The mission uses the powerful GSLV Mark 3 rocket, known as the Bahubali rocket, to support the moon lander Vikram.

India's first lunar mission, Chandrayaan-1, in 2008, discovered the presence of water molecules on the Moon's surface.

Chandrayaan-3 was launched on July 14, 2023, from Sriharikota, Andhra Pradesh, and is set to land on the Moon's South Pole in August.

Modifications were made to Chandrayaan-3 to increase reliability, including a heavier Vikram Lander with more fuel for a successful landing.

The total weight of the mission is close to the maximum capacity of India's GSLV Mk III rocket.

The Pragyan rover, powered by solar energy, will explore the Moon's surface for about 14 Earth days.

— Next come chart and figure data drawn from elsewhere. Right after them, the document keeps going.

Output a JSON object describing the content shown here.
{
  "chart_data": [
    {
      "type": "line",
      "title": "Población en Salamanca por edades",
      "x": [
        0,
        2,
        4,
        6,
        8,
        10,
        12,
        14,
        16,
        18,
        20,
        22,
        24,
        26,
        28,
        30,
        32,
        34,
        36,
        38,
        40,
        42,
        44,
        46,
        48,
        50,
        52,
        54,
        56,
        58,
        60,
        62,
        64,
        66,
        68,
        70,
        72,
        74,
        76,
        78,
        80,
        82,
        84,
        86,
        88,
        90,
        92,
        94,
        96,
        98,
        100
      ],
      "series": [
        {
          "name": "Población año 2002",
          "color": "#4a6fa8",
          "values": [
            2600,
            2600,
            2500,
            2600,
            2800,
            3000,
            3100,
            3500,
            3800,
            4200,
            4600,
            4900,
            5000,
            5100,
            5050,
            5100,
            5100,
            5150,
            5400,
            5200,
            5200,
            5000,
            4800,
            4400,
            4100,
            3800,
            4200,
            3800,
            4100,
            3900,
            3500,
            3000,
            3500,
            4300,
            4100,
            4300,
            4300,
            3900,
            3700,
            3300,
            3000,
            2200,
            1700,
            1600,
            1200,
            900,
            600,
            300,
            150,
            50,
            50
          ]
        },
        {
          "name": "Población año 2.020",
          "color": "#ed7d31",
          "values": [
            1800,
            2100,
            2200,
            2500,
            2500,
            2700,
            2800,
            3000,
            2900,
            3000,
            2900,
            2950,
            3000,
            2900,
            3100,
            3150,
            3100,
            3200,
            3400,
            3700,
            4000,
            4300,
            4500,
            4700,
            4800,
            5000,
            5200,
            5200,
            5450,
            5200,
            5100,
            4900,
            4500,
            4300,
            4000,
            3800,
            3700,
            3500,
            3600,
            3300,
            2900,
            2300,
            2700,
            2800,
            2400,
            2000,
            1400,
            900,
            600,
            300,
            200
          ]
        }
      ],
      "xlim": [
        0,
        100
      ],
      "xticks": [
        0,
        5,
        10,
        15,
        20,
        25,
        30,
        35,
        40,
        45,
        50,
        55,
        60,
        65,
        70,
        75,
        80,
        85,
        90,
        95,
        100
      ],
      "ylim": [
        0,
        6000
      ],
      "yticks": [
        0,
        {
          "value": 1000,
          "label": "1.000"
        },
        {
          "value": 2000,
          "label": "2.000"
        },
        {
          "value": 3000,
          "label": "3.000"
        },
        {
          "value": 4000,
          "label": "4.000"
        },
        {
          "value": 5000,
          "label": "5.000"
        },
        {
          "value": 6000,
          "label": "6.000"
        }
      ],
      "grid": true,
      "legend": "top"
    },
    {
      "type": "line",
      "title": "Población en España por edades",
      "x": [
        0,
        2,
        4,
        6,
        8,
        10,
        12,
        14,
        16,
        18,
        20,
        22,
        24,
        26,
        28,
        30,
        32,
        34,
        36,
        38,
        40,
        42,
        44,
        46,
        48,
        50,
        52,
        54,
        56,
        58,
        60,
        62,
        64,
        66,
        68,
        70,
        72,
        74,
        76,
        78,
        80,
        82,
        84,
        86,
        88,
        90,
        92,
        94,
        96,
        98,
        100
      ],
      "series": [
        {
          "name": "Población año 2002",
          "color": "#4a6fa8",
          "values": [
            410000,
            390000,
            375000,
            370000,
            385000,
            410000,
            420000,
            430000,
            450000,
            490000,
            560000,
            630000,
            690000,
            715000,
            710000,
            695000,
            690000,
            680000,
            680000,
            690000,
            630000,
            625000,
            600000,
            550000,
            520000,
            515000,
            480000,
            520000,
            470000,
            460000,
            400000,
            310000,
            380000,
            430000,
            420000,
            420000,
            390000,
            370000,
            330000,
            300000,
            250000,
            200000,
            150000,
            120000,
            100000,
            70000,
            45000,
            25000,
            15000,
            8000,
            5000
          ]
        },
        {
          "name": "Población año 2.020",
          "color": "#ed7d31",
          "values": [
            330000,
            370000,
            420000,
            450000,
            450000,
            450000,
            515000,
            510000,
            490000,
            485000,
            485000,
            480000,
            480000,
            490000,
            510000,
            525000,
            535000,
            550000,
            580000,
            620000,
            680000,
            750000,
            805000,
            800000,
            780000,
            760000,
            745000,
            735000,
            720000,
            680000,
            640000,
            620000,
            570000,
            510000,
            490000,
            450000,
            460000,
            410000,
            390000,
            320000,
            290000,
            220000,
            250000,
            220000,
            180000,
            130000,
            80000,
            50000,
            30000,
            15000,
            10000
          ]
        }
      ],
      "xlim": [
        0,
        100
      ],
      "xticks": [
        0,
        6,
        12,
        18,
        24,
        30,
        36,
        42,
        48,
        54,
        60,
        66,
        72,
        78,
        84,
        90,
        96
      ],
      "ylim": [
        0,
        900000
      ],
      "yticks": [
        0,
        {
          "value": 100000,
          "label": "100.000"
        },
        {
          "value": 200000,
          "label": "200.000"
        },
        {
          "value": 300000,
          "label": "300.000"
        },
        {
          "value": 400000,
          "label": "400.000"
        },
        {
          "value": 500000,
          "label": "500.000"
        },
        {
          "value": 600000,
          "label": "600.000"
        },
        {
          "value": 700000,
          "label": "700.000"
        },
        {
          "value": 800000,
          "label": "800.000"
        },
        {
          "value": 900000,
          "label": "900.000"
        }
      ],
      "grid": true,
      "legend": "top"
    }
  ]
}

The Vikram Lander and rover are equipped with scientific instruments to study moonquakes, heat transfer, plasma, and gravitational interactions.

ISRO designed Chandrayaan-3 with a focus on ensuring a successful landing even in the face of component failures.

If successful, India will join the United States, the former Soviet Union, China, and Israel as one of the few nations to have attempted lunar landings, boosting India's space program's global standing.